Fly ash is a pozzolan, meaning it is a siliceous and aluminous material that, in the presence of water, will combine with an activator (lime, portland cement or kiln dust) to produce a cementitious material, according to Fly Ash Facts for Highway Engineers, a publication of the FHWA, and authored by the American Coal Ash Association (ACAA).

Initially, this ash went right up the stack, but as awareness of the problems with air pollution increased, technologies were developed to make it easier to remove the ash from the stack stream. This material mostly was landfilled, but high landfill costs – along with the need to develop profit centers – spurred electric utilities to find markets for the pozzolanic material.

The American Society for Testing and Materials (ASTM) classifies fly ash into Class C and Class F categories. Class C, with a higher calcium oxide content (CaO, or “lime”), comes from the burning of western sub-bituminous or lignite coals, and Class F is derived from bituminous eastern coals. Research indicates that Class F fly ash is better suited for fighting alkali-silica reactivity, the common malady of concrete.

Silica Fume for HPC

Another industrial “waste” byproduct that would otherwise be landfilled – silica fume – has a most useful role as a component of durable concrete.

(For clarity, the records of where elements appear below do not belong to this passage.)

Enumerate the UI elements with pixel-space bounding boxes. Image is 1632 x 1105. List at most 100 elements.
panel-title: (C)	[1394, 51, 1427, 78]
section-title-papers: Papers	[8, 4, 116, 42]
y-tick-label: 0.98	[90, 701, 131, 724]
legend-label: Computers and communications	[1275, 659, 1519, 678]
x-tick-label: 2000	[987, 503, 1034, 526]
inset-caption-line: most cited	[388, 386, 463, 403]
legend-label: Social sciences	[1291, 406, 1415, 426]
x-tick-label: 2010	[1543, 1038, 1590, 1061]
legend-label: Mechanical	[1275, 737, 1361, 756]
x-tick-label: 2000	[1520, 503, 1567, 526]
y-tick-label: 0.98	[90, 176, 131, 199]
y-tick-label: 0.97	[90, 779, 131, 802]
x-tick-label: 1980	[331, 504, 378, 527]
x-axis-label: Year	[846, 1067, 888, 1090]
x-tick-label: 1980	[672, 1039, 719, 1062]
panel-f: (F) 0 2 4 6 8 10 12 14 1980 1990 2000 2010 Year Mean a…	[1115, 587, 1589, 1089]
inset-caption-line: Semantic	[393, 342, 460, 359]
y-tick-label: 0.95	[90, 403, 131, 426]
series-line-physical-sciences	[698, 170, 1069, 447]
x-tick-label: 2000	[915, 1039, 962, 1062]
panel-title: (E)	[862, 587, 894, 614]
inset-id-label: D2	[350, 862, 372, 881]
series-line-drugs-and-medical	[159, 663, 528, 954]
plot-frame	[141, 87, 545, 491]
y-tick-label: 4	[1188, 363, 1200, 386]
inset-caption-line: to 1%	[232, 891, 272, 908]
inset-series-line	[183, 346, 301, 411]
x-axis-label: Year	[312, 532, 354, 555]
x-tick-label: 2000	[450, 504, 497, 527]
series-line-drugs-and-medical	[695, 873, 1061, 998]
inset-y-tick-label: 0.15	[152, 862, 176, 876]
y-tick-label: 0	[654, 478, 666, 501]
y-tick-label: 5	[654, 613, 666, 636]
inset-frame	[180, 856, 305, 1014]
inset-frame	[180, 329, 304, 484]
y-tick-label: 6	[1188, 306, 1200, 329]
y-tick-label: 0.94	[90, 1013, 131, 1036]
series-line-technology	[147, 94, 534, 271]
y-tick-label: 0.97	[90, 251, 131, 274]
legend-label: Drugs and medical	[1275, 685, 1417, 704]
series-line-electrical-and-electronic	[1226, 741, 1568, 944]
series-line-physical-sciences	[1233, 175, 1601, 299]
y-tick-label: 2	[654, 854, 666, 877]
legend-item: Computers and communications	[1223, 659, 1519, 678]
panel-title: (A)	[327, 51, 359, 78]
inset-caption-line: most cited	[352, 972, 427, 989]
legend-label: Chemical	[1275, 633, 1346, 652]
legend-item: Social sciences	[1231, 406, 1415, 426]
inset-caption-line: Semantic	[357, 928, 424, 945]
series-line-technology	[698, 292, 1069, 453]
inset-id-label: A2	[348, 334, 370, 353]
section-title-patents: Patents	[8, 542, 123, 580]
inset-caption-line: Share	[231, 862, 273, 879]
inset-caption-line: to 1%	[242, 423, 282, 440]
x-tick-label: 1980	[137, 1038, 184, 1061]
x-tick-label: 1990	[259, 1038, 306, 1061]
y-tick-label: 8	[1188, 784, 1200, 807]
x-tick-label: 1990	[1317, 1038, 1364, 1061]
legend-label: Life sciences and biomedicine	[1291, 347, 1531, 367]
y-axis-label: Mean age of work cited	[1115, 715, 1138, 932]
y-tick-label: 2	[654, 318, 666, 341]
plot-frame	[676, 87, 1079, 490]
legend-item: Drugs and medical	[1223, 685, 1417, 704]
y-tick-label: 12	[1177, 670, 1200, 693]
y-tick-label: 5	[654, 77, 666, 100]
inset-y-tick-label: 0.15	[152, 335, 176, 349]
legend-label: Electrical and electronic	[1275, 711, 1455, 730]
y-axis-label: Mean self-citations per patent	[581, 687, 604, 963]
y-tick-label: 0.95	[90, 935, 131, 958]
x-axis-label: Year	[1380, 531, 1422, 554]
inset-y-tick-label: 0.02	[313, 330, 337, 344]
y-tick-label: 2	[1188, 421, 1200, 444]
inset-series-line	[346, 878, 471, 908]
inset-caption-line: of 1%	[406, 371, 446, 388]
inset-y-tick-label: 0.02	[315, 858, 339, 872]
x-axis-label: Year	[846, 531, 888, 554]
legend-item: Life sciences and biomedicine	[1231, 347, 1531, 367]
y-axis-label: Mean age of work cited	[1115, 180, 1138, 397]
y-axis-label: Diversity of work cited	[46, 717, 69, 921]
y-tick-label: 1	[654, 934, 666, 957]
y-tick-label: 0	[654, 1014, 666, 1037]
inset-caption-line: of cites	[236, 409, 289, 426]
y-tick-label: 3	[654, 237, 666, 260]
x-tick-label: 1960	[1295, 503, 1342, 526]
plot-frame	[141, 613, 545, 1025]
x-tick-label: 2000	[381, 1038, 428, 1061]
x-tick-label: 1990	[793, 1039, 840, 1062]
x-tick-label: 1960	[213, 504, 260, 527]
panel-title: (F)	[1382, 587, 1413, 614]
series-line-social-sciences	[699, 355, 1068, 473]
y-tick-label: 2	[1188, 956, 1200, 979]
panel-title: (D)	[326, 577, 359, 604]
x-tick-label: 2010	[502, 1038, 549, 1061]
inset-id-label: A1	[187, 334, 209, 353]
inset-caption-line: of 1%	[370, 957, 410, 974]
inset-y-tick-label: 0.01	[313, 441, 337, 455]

Silica fume is a byproduct of the reduction of high-quality quartz with coal or coke and wood chips in an electric arc furnace, during the production of silicon metal or ferrosilicon alloys. The fume is condensed from gases escaping from the furnace and mostly consists of superfine, spherical silicon dioxide particles.

From 1977 on, silica fume began to find its way into U.S. high-rise construction as an additive to concrete, to which it imparts durability and strength. In the 1980s, it was used extensively in high-profile high-rise projects, in some cases producing concrete that exceeded 14,000-psi compressive strengths.

Silica fume is used in bridge structures and decks, where it enhances compressive strengths while boosting durability by blocking migration of chloride ions to reinforcing steel.

One such bridge is the eight-mile-long Confederation Bridge connecting Prince Edward Island with New Brunswick in Canada’s Maritimes Region. This signature bridge is exposed to some of the world’s most extreme weather conditions, including significant amounts of ice that are constantly moving, high winds that result in salt water splash and spray zones on the piers, and frequent cycles of freezing and thawing.

To protect the structure against corrosion and to achieve a 100-year service life, the bridge was constructed with seven different concrete mix designs incorporating various supplementary cementitious materials – including silica fume and fly ash – to achieve low permeability, high early strength, low heat rise, and resistance to freezing and thawing.

GGBF Slag Cement

Like fly ash, use of blast-furnace slag in concrete has been practiced in Western Europe and Japan since the early 1940s. Blast furnace slag is the byproduct of the manufacture of molten iron, resulting from the fusion of limestone and other fluxes with the ash from coke and silica and alumina from iron ore.

GGBF slag cement – in a 70 percent substitution for Type II portland cement – is being used to lower the heat of hydration in a 2,600-cubic yard mass pour for a pier footing for the Phase 1 extension of Page Avenue in St. Louis County.

While air-cooled slag has been used for decades for noncritical applications such as railroad track ballast, or landfilled or left in heaps at steel mills, in a processed state as ground granulated blast-furnace slag (GGBF) it takes on much higher value as an admixture to concrete.

According to ASTM, GGBF slag is a cementitious, glassy, granular material formed when molten blast-furnace slag is rapidly chilled by immersion in water. This chilling creates a granular product that is then ground to spec and used as an admixture in concrete where it provides improved performance over conventional concrete.

A major mass pour for a bridge pier spread footing was a major application of GGBF slag cement for the Missouri DOT. There, GGBF slag cement – in a 70-percent substitution for Type II portland cement – was being used to lower the heat of hydration in a 2,600-cubic-yard pour for a pier footing for the Phase 1 extension of Page Avenue (S.R. D) in St. Louis County. Ultimately more than 100,000 yards of the mix – representing about 10,000 tons of slag cement – would go on the job over a year and a half.